Sementara Tabungan Emas, menjadi produk andalan karena lahir untuk memenuhi kebutuhan investasi modern. Menabung emas sendiri menawarkan beragam value seperti; mudah dilakukan dengan aplikasi Pegadaian Digital, nilainya yang terus meningkat, mudah dicairkan, dan terjamin karena dikelola oleh perusahaan milik negara.
Beragam keunggulan tersebut tentu saja menjadi solusi keuangan masyarakat yang sangat tepat. Alim mengakui, masih banyak masyarakat yang belum teredukasi sehingga masih banyak yang memilih jasa gadai yang lain, bahkan tidak sedikit yang terjerat Pinjaman Online (Pinjol). Untuk itu Pegadaian Kanwil VIII Jakarta 1, terus menggencarkan sosialisasi dengan bekerjasama dengan berbagai pihak, termasuk pemerintah daerah setempat, mulai dari pemerintah kota dan kabupaten hingga kelurahan bahkan komunitas.

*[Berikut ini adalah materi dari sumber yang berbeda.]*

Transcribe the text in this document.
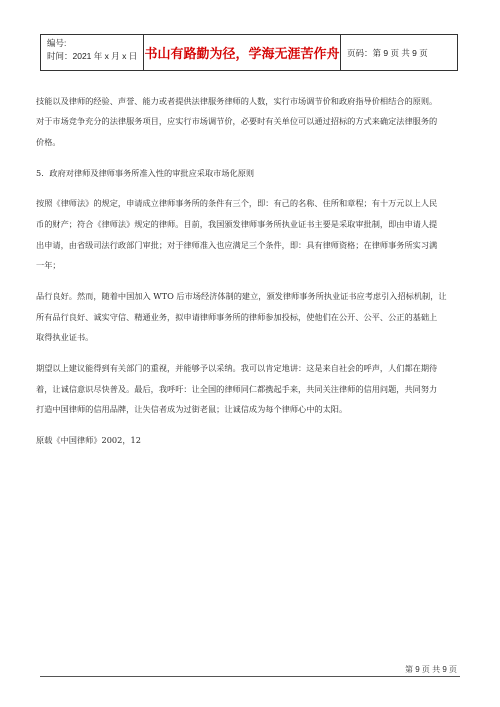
编号:
时间：2021 年 x 月 x 日 书山有路勤为径，学海无涯苦作舟 页码：第 9 页 共 9 页
技能以及律师的经验、声誉、能力或者提供法律服务律师的人数，实行市场调节价和政府指导价相结合的原则。
对于市场竞争充分的法律服务项目，应实行市场调节价，必要时有关单位可以通过招标的方式来确定法律服务的
价格。
5．政府对律师及律师事务所准入性的审批应采取市场化原则
按照《律师法》的规定，申请成立律师事务所的条件有三个，即：有己的名称、住所和章程；有十万元以上人民
币的财产；符合《律师法》规定的律师。目前，我国颁发律师事务所执业证书主要是采取审批制，即由申请人提
出申请，由省级司法行政部门审批；对于律师准入也应满足三个条件，即：具有律师资格；在律师事务所实习满
一年；
品行良好。然而，随着中国加入 WTO 后市场经济体制的建立，颁发律师事务所执业证书应考虑引入招标机制，让
所有品行良好、诚实守信、精通业务，拟申请律师事务所的律师参加投标，使他们在公开、公平、公正的基础上
取得执业证书。
期望以上建议能得到有关部门的重视，并能够予以采纳。我可以肯定地讲：这是来自社会的呼声，人们都在期待
着，让诚信意识尽快普及。最后，我呼吁：让全国的律师同仁都携起手来，共同关注律师的信用问题，共同努力
打造中国律师的信用品牌，让失信者成为过街老鼠；让诚信成为每个律师心中的太阳。
原载《中国律师》2002，12
第 9 页 共 9 页
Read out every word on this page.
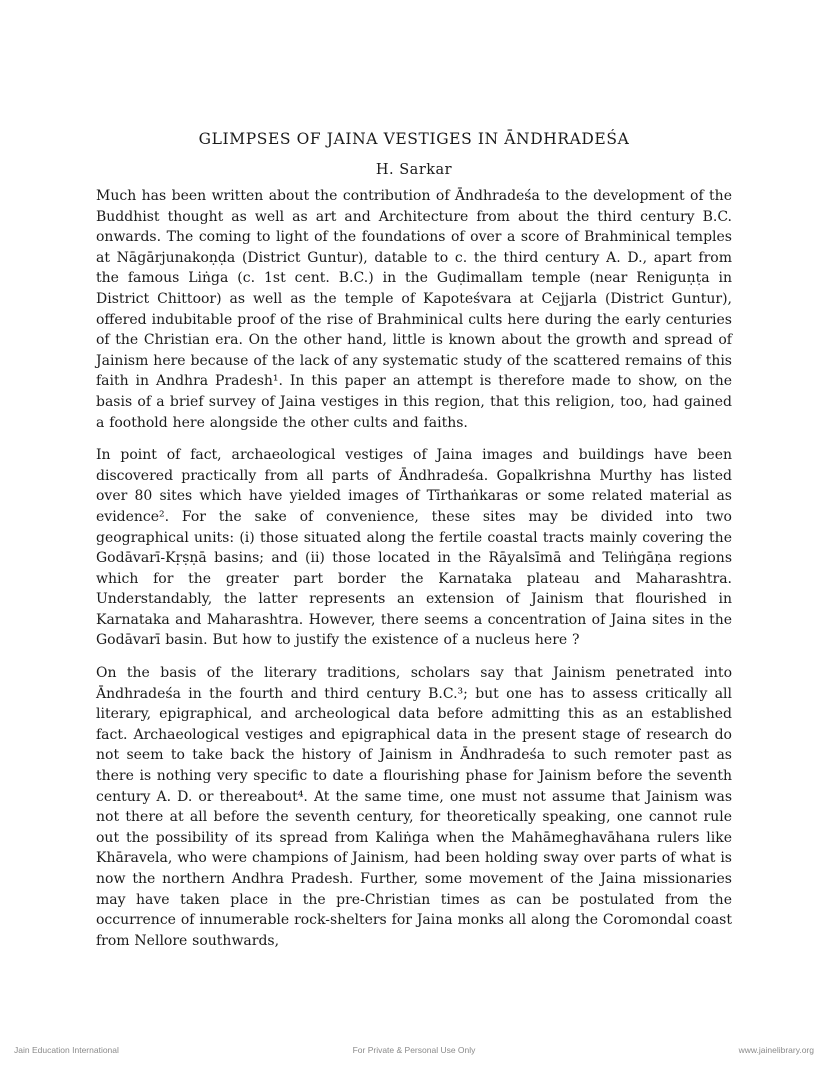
GLIMPSES OF JAINA VESTIGES IN ĀNDHRADEŚA
H. Sarkar

Much has been written about the contribution of Āndhradeśa to the development of the Buddhist thought as well as art and Architecture from about the third century B.C. onwards. The coming to light of the foundations of over a score of Brahminical temples at Nāgārjunakoṇḍa (District Guntur), datable to c. the third century A. D., apart from the famous Liṅga (c. 1st cent. B.C.) in the Guḍimallam temple (near Reniguṇṭa in District Chittoor) as well as the temple of Kapoteśvara at Cejjarla (District Guntur), offered indubitable proof of the rise of Brahminical cults here during the early centuries of the Christian era. On the other hand, little is known about the growth and spread of Jainism here because of the lack of any systematic study of the scattered remains of this faith in Andhra Pradesh¹. In this paper an attempt is therefore made to show, on the basis of a brief survey of Jaina vestiges in this region, that this religion, too, had gained a foothold here alongside the other cults and faiths.

In point of fact, archaeological vestiges of Jaina images and buildings have been discovered practically from all parts of Āndhradeśa. Gopalkrishna Murthy has listed over 80 sites which have yielded images of Tīrthaṅkaras or some related material as evidence². For the sake of convenience, these sites may be divided into two geographical units: (i) those situated along the fertile coastal tracts mainly covering the Godāvarī-Kṛṣṇā basins; and (ii) those located in the Rāyalsīmā and Teliṅgāṇa regions which for the greater part border the Karnataka plateau and Maharashtra. Understandably, the latter represents an extension of Jainism that flourished in Karnataka and Maharashtra. However, there seems a concentration of Jaina sites in the Godāvarī basin. But how to justify the existence of a nucleus here ?

On the basis of the literary traditions, scholars say that Jainism penetrated into Āndhradeśa in the fourth and third century B.C.³; but one has to assess critically all literary, epigraphical, and archeological data before admitting this as an established fact. Archaeological vestiges and epigraphical data in the present stage of research do not seem to take back the history of Jainism in Āndhradeśa to such remoter past as there is nothing very specific to date a flourishing phase for Jainism before the seventh century A. D. or thereabout⁴. At the same time, one must not assume that Jainism was not there at all before the seventh century, for theoretically speaking, one cannot rule out the possibility of its spread from Kaliṅga when the Mahāmeghavāhana rulers like Khāravela, who were champions of Jainism, had been holding sway over parts of what is now the northern Andhra Pradesh. Further, some movement of the Jaina missionaries may have taken place in the pre-Christian times as can be postulated from the occurrence of innumerable rock-shelters for Jaina monks all along the Coromondal coast from Nellore southwards,

Jain Education International	For Private & Personal Use Only	www.jainelibrary.org
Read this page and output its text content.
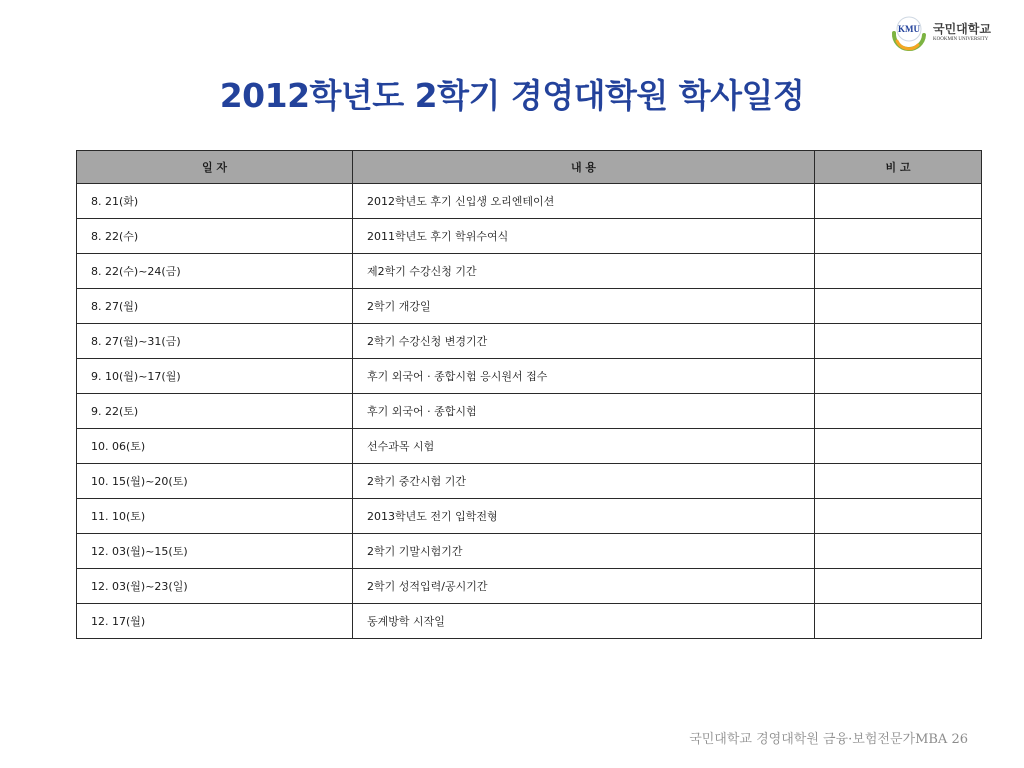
KMU 국민대학교
KOOKMIN UNIVERSITY
2012학년도 2학기 경영대학원 학사일정
일 자	내 용	비 고
8. 21(화)	2012학년도 후기 신입생 오리엔테이션	
8. 22(수)	2011학년도 후기 학위수여식	
8. 22(수)~24(금)	제2학기 수강신청 기간	
8. 27(월)	2학기 개강일	
8. 27(월)~31(금)	2학기 수강신청 변경기간	
9. 10(월)~17(월)	후기 외국어 · 종합시험 응시원서 접수	
9. 22(토)	후기 외국어 · 종합시험	
10. 06(토)	선수과목 시험	
10. 15(월)~20(토)	2학기 중간시험 기간	
11. 10(토)	2013학년도 전기 입학전형	
12. 03(월)~15(토)	2학기 기말시험기간	
12. 03(월)~23(일)	2학기 성적입력/공시기간	
12. 17(월)	동계방학 시작일	
국민대학교 경영대학원 금융·보험전문가MBA 26
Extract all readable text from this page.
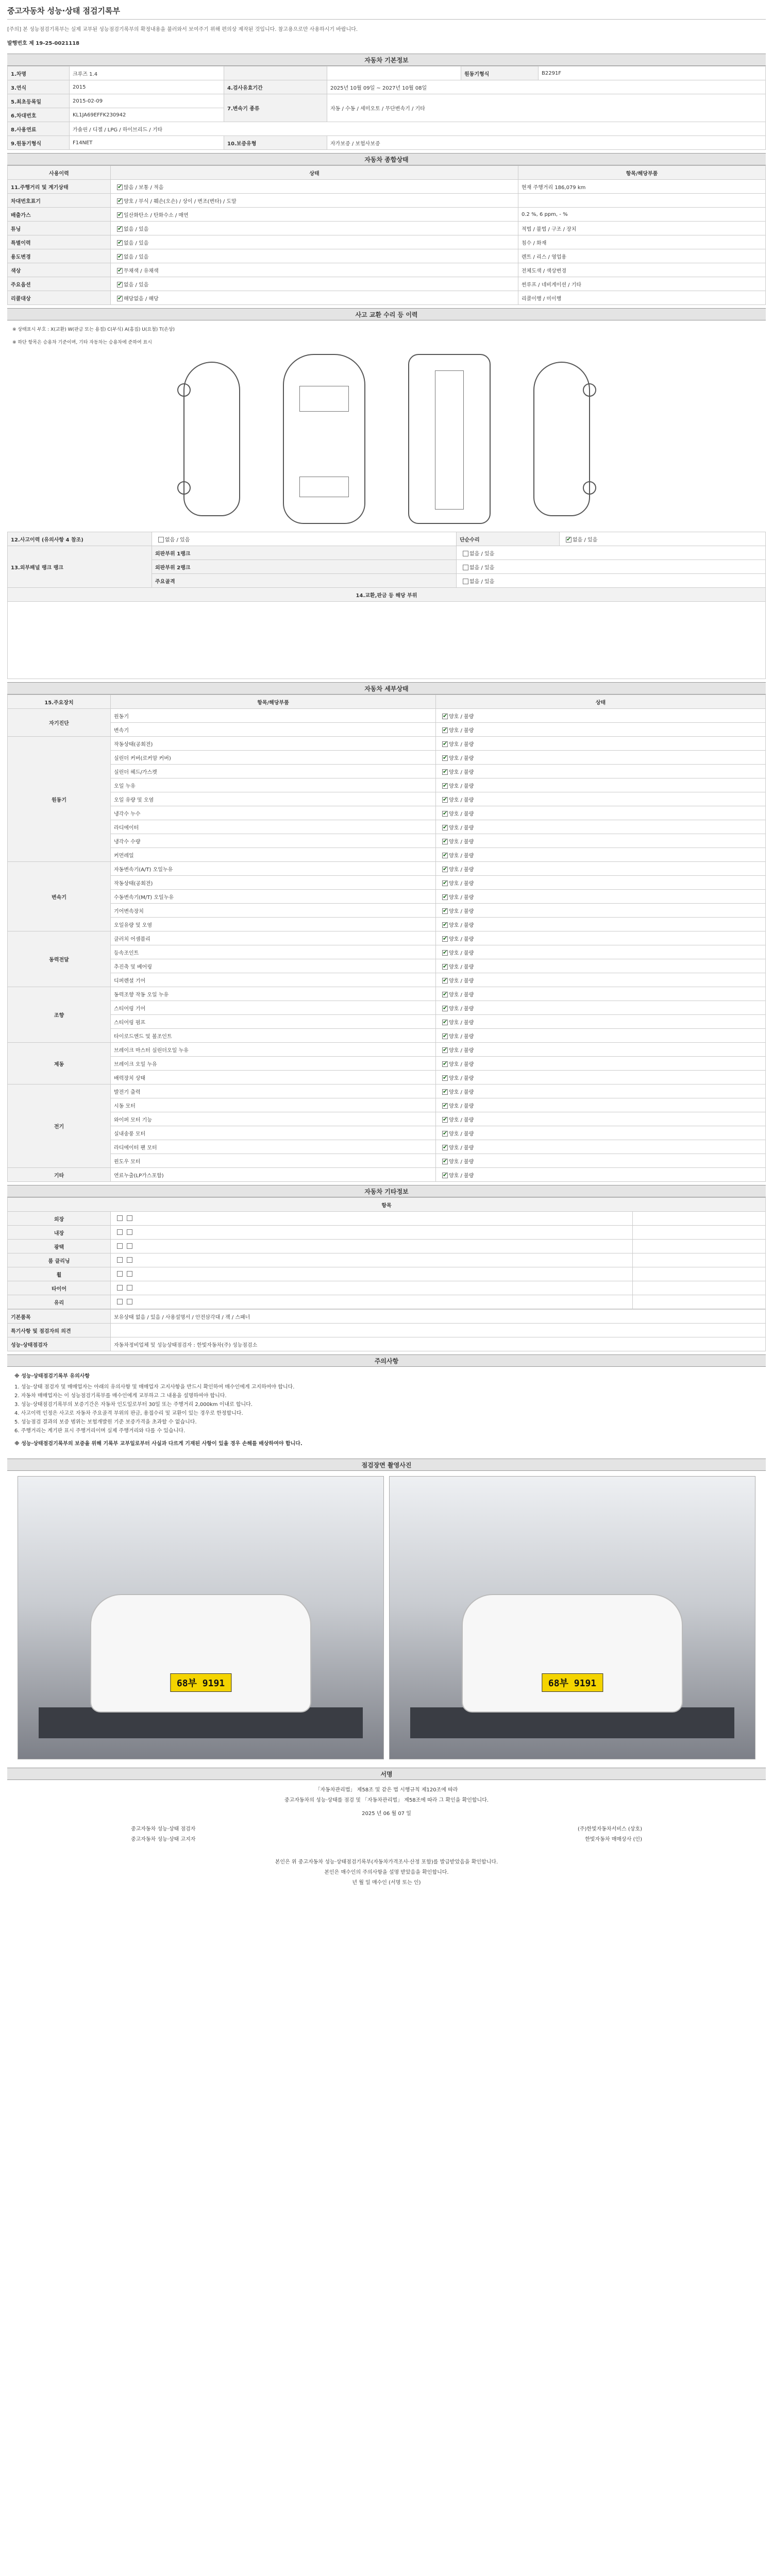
중고자동차 성능·상태 점검기록부
[주의] 본 성능점검기록부는 실제 교부된 성능점검기록부의 확정내용을 불러와서 보여주기 위해 편의상 제작된 것입니다. 참고용으로만 사용하시기 바랍니다.
발행번호 제 19-25-0021118
자동차 기본정보
1.차명	크루즈 1.4			원동기형식	B2291F
3.연식	2015	4.검사유효기간	2025년 10월 09일 ~ 2027년 10월 08일		
5.최초등록일	2015-02-09	7.변속기 종류	자동 / 수동 / 세미오토 / 무단변속기 / 기타		
6.차대번호	KL1JA69EFFK230942				
8.사용연료	가솔린 / 디젤 / LPG / 하이브리드 / 기타				
9.원동기형식	F14NET	10.보증유형	자가보증 / 보험사보증		
자동차 종합상태
사용이력	상태	항목/해당부품
11.주행거리 및 계기상태	✔많음 / 보통 / 적음	현재 주행거리 186,079 km
차대번호표기	✔양호 / 부식 / 훼손(오손) / 상이 / 변조(변타) / 도말	
배출가스	✔일산화탄소 / 탄화수소 / 매연	0.2 %, 6 ppm, - %
튜닝	✔없음 / 있음	적법 / 불법 / 구조 / 장치
특별이력	✔없음 / 있음	침수 / 화재
용도변경	✔없음 / 있음	렌트 / 리스 / 영업용
색상	✔무채색 / 유채색	전체도색 / 색상변경
주요옵션	✔없음 / 있음	썬루프 / 네비게이션 / 기타
리콜대상	✔해당없음 / 해당	리콜이행 / 미이행
사고 교환 수리 등 이력
※ 상태표시 부호 : X(교환) W(판금 또는 용접) C(부식) A(흠집) U(요철) T(손상)
※ 하단 항목은 승용차 기준이며, 기타 자동차는 승용차에 준하여 표시
12.사고이력 (유의사항 4 참조)	없음 / 있음	단순수리	✔없음 / 있음
13.외부패널 랭크 랭크	외판부위 1랭크	없음 / 있음	
	외판부위 2랭크	없음 / 있음	
	주요골격	없음 / 있음	
14.교환,판금 등 해당 부위			

자동차 세부상태
15.주요장치	항목/해당부품	상태
자기진단	원동기	✔양호 / 불량
	변속기	✔양호 / 불량
원동기	작동상태(공회전)	✔양호 / 불량
	실린더 커버(로커암 커버)	✔양호 / 불량
	실린더 헤드/가스켓	✔양호 / 불량
	오일 누유	✔양호 / 불량
	오일 유량 및 오염	✔양호 / 불량
	냉각수 누수	✔양호 / 불량
	라디에이터	✔양호 / 불량
	냉각수 수량	✔양호 / 불량
	커먼레일	✔양호 / 불량
변속기	자동변속기(A/T) 오일누유	✔양호 / 불량
	작동상태(공회전)	✔양호 / 불량
	수동변속기(M/T) 오일누유	✔양호 / 불량
	기어변속장치	✔양호 / 불량
	오일유량 및 오염	✔양호 / 불량
동력전달	클러치 어셈블리	✔양호 / 불량
	등속조인트	✔양호 / 불량
	추진축 및 베어링	✔양호 / 불량
	디퍼렌셜 기어	✔양호 / 불량
조향	동력조향 작동 오일 누유	✔양호 / 불량
	스티어링 기어	✔양호 / 불량
	스티어링 펌프	✔양호 / 불량
	타이로드엔드 및 볼조인트	✔양호 / 불량
제동	브레이크 마스터 실린더오일 누유	✔양호 / 불량
	브레이크 오일 누유	✔양호 / 불량
	배력장치 상태	✔양호 / 불량
전기	발전기 출력	✔양호 / 불량
	시동 모터	✔양호 / 불량
	와이퍼 모터 기능	✔양호 / 불량
	실내송풍 모터	✔양호 / 불량
	라디에이터 팬 모터	✔양호 / 불량
	윈도우 모터	✔양호 / 불량
기타	연료누출(LP가스포함)	✔양호 / 불량
자동차 기타정보
항목		
외장		
내장		
광택		
룸 클리닝		
휠		
타이어		
유리		
기본품목	보유상태 없음 / 있음 / 사용설명서 / 안전삼각대 / 잭 / 스패너
특기사항 및 점검자의 의견	
성능·상태점검자	자동차정비업체 및 성능상태점검자 : 한빛자동차(주) 성능점검소
주의사항
※ 성능·상태점검기록부 유의사항
1. 성능·상태 점검자 및 매매업자는 아래의 유의사항 및 매매업자 고지사항을 반드시 확인하여 매수인에게 고지하여야 합니다.
2. 자동차 매매업자는 이 성능점검기록부를 매수인에게 교부하고 그 내용을 설명하여야 합니다.
3. 성능·상태점검기록부의 보증기간은 자동차 인도일로부터 30일 또는 주행거리 2,000km 이내로 합니다.
4. 사고이력 인정은 사고로 자동차 주요골격 부위의 판금, 용접수리 및 교환이 있는 경우로 한정합니다.
5. 성능점검 결과의 보증 범위는 보험개발원 기준 보증가격을 초과할 수 없습니다.
6. 주행거리는 계기판 표시 주행거리이며 실제 주행거리와 다를 수 있습니다.
※ 성능·상태점검기록부의 보증을 위해 기록부 교부일로부터 사실과 다르게 기재된 사항이 있을 경우 손해를 배상하여야 합니다.
점검장면 촬영사진
68부 9191	68부 9191
서명
「자동차관리법」 제58조 및 같은 법 시행규칙 제120조에 따라
중고자동차의 성능·상태를 점검 및 「자동차관리법」 제58조에 따라 그 확인을 확인합니다.
2025 년 06 월 07 일
중고자동차 성능·상태 점검자	(주)한빛자동차서비스 (상호)
중고자동차 성능·상태 고지자	한빛자동차 매매상사 (인)
본인은 위 중고자동차 성능·상태점검기록부(자동차가격조사·산정 포함)를 발급받았음을 확인합니다.
본인은 매수인의 주의사항을 설명 받았음을 확인합니다.
년 월 일 매수인 (서명 또는 인)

Namun demikian, upaya tersebut bukan tanpa tantangan. Masih banyaknya masyarakat yang memilih gadai swasta dan pinjol, menunjukkan masih banyaknya masyarakat yang belum terlayani menjadi tantangan terbesar. Selain itu Pegadaian juga harus terus menghadirkan produk yang mudah dijangkau oleh masyarakat, mulai dari akses ke produk, literasi, hingga kemampuan masyarakat.
“Tantangannya kami harus mensosialisasikan lebih masif lagi. Tapi secara literasi hari ini sudah 40 persen di masyarakat, dan peningkatan nasabah sudah 20 persen setiap tahun,” ucap Alim.